🩺 Renal Replacement Therapy Initiation Indication (CRRT/RRT)
Renal replacement therapy (RRT) initiation and modality decision in acute kidney injury, separating emergent indications from trend-based timing.
Renal Replacement Therapy Initiation Indication (CRRT/RRT)
Refractory hyperkalemia (K > 6.5 or rapidly rising, hard to control medically)
Refractory severe metabolic acidosis (pH < 7.1)
Refractory volume overload/pulmonary edema (diuretic-resistant)
Uremic symptoms (encephalopathy/pericarditis/bleeding) or severe azotemia
Dialyzable toxin/drug poisoning (e.g. lithium, methanol, ethylene glycol, salicylate)
Hemodynamically unstable (needs vasopressors/brain injury/raised ICP)
When to use
Use to identify emergent RRT indications and to choose between continuous (CRRT) and intermittent (IHD) modalities based on hemodynamics.
How it works
Any emergent indication (refractory hyperkalemia, severe acidosis pH < 7.1, refractory volume overload, uremic complications/severe azotemia, dialyzable poisoning) initiates RRT; without these, decide early vs late by trends.
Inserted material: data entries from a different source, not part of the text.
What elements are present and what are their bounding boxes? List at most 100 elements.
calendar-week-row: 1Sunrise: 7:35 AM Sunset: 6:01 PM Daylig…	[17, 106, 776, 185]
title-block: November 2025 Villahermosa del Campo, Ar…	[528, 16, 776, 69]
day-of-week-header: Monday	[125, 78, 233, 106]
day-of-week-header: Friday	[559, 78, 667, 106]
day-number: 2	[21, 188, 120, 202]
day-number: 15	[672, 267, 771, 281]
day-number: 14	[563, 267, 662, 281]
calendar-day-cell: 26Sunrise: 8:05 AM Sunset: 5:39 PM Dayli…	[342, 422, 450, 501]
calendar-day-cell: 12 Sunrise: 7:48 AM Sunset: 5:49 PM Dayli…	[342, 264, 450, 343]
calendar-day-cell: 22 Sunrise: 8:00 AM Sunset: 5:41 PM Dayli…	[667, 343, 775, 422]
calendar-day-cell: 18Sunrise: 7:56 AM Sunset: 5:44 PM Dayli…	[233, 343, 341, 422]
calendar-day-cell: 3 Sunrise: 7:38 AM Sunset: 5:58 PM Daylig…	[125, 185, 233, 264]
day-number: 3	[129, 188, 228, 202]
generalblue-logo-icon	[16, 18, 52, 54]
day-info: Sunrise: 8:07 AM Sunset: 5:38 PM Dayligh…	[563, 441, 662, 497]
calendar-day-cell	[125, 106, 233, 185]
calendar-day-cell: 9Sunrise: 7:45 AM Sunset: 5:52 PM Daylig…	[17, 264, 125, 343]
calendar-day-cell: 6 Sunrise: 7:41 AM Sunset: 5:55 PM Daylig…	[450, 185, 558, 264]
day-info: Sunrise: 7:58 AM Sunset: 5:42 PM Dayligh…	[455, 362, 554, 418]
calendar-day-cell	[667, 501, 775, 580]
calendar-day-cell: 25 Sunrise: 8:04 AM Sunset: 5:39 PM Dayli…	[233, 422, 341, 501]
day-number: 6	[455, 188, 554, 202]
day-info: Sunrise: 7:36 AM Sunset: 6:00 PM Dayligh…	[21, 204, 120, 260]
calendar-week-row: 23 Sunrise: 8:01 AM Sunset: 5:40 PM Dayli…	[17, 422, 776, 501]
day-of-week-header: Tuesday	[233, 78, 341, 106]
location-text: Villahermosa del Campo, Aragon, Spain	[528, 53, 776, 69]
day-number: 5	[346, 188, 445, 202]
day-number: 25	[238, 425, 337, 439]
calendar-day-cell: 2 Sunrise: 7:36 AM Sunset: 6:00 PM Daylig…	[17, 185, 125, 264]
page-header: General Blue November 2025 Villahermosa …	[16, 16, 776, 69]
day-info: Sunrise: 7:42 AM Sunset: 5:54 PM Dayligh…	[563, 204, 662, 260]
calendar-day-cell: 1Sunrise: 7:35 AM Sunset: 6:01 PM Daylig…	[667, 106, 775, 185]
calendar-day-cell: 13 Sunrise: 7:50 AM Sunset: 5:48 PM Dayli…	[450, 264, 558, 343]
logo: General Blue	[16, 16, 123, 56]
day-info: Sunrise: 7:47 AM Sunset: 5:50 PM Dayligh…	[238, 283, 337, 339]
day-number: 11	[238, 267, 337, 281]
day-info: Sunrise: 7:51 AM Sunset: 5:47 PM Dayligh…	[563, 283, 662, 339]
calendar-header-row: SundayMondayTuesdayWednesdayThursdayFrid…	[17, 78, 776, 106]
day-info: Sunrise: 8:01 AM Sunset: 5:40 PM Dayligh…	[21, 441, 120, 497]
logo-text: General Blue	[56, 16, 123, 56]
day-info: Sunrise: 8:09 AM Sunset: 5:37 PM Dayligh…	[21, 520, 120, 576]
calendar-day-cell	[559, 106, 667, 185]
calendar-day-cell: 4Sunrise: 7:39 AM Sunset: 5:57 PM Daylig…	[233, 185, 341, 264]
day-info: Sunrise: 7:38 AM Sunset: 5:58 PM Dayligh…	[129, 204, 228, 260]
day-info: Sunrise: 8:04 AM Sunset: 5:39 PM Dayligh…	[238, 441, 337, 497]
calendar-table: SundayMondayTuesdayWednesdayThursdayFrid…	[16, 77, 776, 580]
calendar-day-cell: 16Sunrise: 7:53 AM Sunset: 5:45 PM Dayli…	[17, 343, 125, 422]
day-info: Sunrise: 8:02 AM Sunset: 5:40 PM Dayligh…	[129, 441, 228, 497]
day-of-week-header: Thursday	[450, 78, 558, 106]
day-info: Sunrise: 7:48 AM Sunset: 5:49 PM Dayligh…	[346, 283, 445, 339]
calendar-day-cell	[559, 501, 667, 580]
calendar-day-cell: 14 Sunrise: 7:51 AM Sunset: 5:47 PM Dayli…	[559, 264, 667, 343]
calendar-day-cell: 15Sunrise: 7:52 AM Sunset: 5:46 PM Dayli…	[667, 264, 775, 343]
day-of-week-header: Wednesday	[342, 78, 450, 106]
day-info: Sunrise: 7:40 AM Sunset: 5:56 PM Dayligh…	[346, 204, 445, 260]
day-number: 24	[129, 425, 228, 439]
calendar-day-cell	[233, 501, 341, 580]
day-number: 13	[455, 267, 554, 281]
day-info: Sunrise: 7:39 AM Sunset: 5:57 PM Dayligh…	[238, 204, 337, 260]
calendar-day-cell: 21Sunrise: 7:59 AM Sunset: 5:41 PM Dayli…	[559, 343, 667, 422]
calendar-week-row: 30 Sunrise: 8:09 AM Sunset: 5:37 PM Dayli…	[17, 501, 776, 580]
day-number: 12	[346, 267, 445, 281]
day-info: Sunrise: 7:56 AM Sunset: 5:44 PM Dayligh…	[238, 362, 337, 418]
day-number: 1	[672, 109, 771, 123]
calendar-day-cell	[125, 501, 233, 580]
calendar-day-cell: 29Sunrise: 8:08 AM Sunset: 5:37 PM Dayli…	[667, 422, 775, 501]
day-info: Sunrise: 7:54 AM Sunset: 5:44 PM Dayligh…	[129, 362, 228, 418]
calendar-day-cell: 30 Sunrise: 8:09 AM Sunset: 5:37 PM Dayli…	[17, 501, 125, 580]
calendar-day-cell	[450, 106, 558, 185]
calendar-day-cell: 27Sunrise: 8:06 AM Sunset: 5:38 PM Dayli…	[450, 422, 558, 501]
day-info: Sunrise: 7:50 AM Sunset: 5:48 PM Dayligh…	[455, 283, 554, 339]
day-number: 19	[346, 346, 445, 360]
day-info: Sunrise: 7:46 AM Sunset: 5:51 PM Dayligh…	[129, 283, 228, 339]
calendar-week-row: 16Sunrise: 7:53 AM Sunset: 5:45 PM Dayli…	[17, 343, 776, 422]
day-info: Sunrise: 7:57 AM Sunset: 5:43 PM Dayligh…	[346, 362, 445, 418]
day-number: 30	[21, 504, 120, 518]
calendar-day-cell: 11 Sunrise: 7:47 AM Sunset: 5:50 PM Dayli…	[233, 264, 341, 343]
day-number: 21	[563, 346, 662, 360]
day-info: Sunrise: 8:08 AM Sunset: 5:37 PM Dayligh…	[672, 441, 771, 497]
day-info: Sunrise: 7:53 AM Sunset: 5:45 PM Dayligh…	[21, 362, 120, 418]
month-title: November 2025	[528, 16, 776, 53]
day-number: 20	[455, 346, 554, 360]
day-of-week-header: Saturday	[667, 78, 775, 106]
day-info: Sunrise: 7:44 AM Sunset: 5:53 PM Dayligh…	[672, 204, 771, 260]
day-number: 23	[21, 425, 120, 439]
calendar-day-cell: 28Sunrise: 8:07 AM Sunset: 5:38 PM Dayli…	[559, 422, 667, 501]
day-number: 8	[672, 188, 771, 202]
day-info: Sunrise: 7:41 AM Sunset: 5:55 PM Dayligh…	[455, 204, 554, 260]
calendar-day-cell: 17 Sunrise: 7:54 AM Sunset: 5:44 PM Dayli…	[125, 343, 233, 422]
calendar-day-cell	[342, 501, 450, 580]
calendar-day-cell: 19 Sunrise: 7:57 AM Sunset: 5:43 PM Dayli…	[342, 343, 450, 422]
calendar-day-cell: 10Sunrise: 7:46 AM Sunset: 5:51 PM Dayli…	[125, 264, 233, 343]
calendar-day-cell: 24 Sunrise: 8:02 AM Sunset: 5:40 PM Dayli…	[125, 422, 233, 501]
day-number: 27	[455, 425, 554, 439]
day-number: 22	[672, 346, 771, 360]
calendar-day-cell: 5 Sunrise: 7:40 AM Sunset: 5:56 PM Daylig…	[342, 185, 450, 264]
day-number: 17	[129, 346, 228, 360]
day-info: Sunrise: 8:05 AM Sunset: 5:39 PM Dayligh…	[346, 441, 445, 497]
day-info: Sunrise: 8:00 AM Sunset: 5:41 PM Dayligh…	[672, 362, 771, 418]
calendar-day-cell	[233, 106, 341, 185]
CRRT preferred when hemodynamically unstable/brain-injured.
Key points
- Do not apply chronic-CKD BUN/creatinine thresholds to the critically ill; emergent indications and overall trajectory drive timing (original synthesis · not guideline verbatim).
- Trials of early vs delayed initiation (AKIKI, IDEAL-ICU, STARRT-AKI) have not shown consistent benefit to routine early start.
- CRRT offers smoother hemodynamics and ICP control; IHD corrects hyperkalemia faster in stable patients.
References
- KDIGO Clinical Practice Guideline for AKI. Kidney Int Suppl 2012.
- STARRT-AKI Investigators. N Engl J Med 2020.
Decision support for licensed clinicians only; not a substitute for clinical judgement, diagnosis or local protocols.